Kalbimiz başta olmak
kaydıyla bütün manevi, ruhi duygularımız kıldığımız namazdan bir şeyler
alabiliyorsa, o namaz doğru bir namazdır, diyebiliriz. Aksi halde beden için
bir spor olmaktan öteye gitmeyecek ve hatta çoğu kez bedene ağır gelen bir yük
gibi olacaktır. Kur’an, anlamı ve amacı anlaşılmadan kılınan namazları ve
sahiplerini şöyle tasvir eder: “ Onlar namaza kalktıklarında
üşenerek kalkarlar, insanlara gösteriş yaparlar, Allah’ı da pek az hatıra
getirirler”.
“Vay haline o namaz kılanların
ki,
Onlar namazlarının özünden
uzaktırlar.
Onlar halka gösteriş yaparlar.
Hayra da engel olurlar”.
(Maun,4-7)
Bilinçli olarak kılınan bir namaz
ise, gönlü Allah’a açar ve ona tarifi imkansız bir güven ve huzur sağlar.
“Bilesiniz ki gönüller ancak Allah’ı zikrederek huzura kavuşur”. (Rad,28)
Öncelikle namazın en
hayırlı iş olduğunu kavramak gerekir. Yani hiçbir dünyevi iş namazdan daha
hayırlı ve öncelikli olamaz. Yerlerin ve göklerin yaratıcısının huzurunda
durmaktan daha hayırlı iş ne olabilir? Bebek için anne sütü, anne kucağı ne
kadar zaruri ise kul için de namaz o kadar, belki ondan daha çok zaruri ve
elzemdir.
Namaz, insanın
aldatıcı dış dünya ve olaylarının etkisinden kurtulup onları yaratan üstün
varlığın etkisini, yakınlığını hissetmektir. Allah’ı hatırlatmayan,
yakınlığını yaşatmayan bir namazda hayır yoktur. Zaten namazın farz kılınma
amacı da Allah’ı hatırlatmaktır. “Şüphe yok ki ben Allah’ım. Benden başka
hiçbir ilâh yoktur. O hâlde bana ibadet et ve beni anmak için namaz kıl.”
(Taha,14)
Dünya ve olaylarının
etkisinden kurtulamayan insan, kendini bu cazibedar akıntıya kaptırır ve
boğulup gider.

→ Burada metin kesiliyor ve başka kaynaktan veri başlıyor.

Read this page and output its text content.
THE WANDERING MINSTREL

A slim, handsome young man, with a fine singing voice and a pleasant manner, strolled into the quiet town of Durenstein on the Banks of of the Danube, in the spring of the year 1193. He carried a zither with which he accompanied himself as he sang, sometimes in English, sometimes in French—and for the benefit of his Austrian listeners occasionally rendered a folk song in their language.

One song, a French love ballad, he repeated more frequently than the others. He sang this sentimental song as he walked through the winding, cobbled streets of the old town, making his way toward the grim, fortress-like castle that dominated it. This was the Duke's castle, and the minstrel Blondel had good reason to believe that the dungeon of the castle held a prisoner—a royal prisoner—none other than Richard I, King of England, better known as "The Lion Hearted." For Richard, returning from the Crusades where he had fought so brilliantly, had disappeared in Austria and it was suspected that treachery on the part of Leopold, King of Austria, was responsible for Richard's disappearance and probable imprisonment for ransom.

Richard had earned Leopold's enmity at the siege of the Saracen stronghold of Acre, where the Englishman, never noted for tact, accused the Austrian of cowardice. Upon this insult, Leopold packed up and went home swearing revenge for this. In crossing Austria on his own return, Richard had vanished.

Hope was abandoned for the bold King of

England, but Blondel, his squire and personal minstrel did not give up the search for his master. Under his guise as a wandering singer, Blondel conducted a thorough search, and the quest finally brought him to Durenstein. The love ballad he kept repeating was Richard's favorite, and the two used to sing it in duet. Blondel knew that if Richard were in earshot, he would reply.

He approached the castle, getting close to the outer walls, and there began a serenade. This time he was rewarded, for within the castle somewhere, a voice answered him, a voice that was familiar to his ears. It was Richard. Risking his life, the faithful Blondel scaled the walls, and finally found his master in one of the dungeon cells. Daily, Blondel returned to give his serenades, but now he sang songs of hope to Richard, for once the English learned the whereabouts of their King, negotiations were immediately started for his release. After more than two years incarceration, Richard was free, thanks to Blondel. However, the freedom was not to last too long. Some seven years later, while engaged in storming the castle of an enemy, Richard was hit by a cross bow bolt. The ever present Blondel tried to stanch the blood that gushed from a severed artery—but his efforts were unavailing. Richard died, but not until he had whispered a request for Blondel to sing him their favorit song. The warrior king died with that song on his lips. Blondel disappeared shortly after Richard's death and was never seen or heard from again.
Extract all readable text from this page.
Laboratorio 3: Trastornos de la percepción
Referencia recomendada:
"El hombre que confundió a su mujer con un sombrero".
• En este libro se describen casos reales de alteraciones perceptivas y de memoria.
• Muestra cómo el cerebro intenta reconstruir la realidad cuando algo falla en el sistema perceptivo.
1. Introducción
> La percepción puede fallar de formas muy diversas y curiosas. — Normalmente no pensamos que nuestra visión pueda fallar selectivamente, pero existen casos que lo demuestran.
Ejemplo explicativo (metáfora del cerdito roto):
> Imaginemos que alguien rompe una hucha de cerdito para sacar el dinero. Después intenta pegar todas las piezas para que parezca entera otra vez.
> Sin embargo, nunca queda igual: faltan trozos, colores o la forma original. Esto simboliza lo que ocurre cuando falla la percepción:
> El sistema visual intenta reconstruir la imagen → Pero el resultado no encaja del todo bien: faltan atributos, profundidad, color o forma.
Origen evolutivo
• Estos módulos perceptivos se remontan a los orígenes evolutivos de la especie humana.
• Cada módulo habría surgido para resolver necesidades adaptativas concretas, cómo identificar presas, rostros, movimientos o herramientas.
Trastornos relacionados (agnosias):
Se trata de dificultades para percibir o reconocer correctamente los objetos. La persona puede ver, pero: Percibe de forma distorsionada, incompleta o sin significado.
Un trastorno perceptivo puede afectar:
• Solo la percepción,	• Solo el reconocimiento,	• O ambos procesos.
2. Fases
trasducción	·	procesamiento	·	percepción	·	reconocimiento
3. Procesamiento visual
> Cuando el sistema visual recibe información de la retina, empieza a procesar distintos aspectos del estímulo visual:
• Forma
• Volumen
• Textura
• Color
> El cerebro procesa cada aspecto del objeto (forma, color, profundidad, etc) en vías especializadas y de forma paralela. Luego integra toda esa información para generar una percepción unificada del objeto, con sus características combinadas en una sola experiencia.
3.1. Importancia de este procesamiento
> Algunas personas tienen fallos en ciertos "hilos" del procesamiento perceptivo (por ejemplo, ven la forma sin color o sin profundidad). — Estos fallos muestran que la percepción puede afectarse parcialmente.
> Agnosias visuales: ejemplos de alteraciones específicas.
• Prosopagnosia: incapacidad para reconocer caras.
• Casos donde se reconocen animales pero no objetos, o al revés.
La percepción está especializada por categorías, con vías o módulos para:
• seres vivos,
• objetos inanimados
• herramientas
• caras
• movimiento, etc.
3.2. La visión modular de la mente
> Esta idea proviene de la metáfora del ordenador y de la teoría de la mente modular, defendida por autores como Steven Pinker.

Eşyayı aslıyla ve özüyle tanımayan ruh, özgürlüğünü çevresini
kuşatan şeylere kaptırır. Eşyayı yaratan tek Allah’a kulluk edeceğine
maddenin ve eşyanın etkisine ve gücüne aldanarak onların esiri ve kulu haline
gelir. Yusuf suresinde geçen şu ayeti bir kez daha düşünmek gerekir: “Ey mahpus
arkadaşlarım! Ayrı ayrı bir sürü uydurma rabler mi daha iyidir, yoksa her
şeyden üstün tek Allah mı?”
Evet olayların
baskısı, maddi eşyanın ağırlığı altında ruhunu yoran kişi gerçekten
kendine zulmeder. İnsan, Allah’a kulluğun en kamil ifadesi olan namaz ile
özgürlüğüne kavuşabilir ancak. Namaz, insana her işin dizginlerinin Allah’ın elinde
olduğunu öğreten, hissettiren çok güçlü bir disiplindir.
Namaz ruhun
temizliğidir. Aynı zamanda ruh için olmazsa olmaz bir gıdadır. Aç beden yemekle
rahatladığı gibi, aç ruhlar da ibadetin özü olan namazla rahatlar.
Dünyaya saf bir fıtrat ile gelen insan, kendisini kuşatan maddi hayatın, içinde
yaşadığı sosyokültürel çevrenin etkisiyle kirlenir. Bu etkilerden arınmanın,
onların sebep olduğu hastalıklardan korunmanın tek yolu Allah’a
yönelmektir. Namaz tek kelime ile Allah’a yönelmek, O’na doğru yol almaktır. Bu
yola giremeyen, girmeyi kabul etmeyen insanın başına nelerin geldiğini tarihe
bakarak görebiliriz.
Namaz, insanın ruhen
dirilişi ve o yücelerin yücesine yakınlaşmadır. İbadetlerimizi özüyle
tanımak ve eda etmek gerekir ki, onların hayatımıza dokunacak etkilerine
kavuşabilelim. Kabuklu bir yemişin içindekinden haberi olmayan biri, o yemişin
kıymetini bilemez ve onu satın almayı pek düşünemez.
Yazımızı Hz Pir’in
bir vecizesiyle noktalayalım: “Allah “Secde et de yaklaş” buyurdu.
Bedenlerimizin secde etmesi, canlarımızın O’na yaklaşmasına sebeptir”.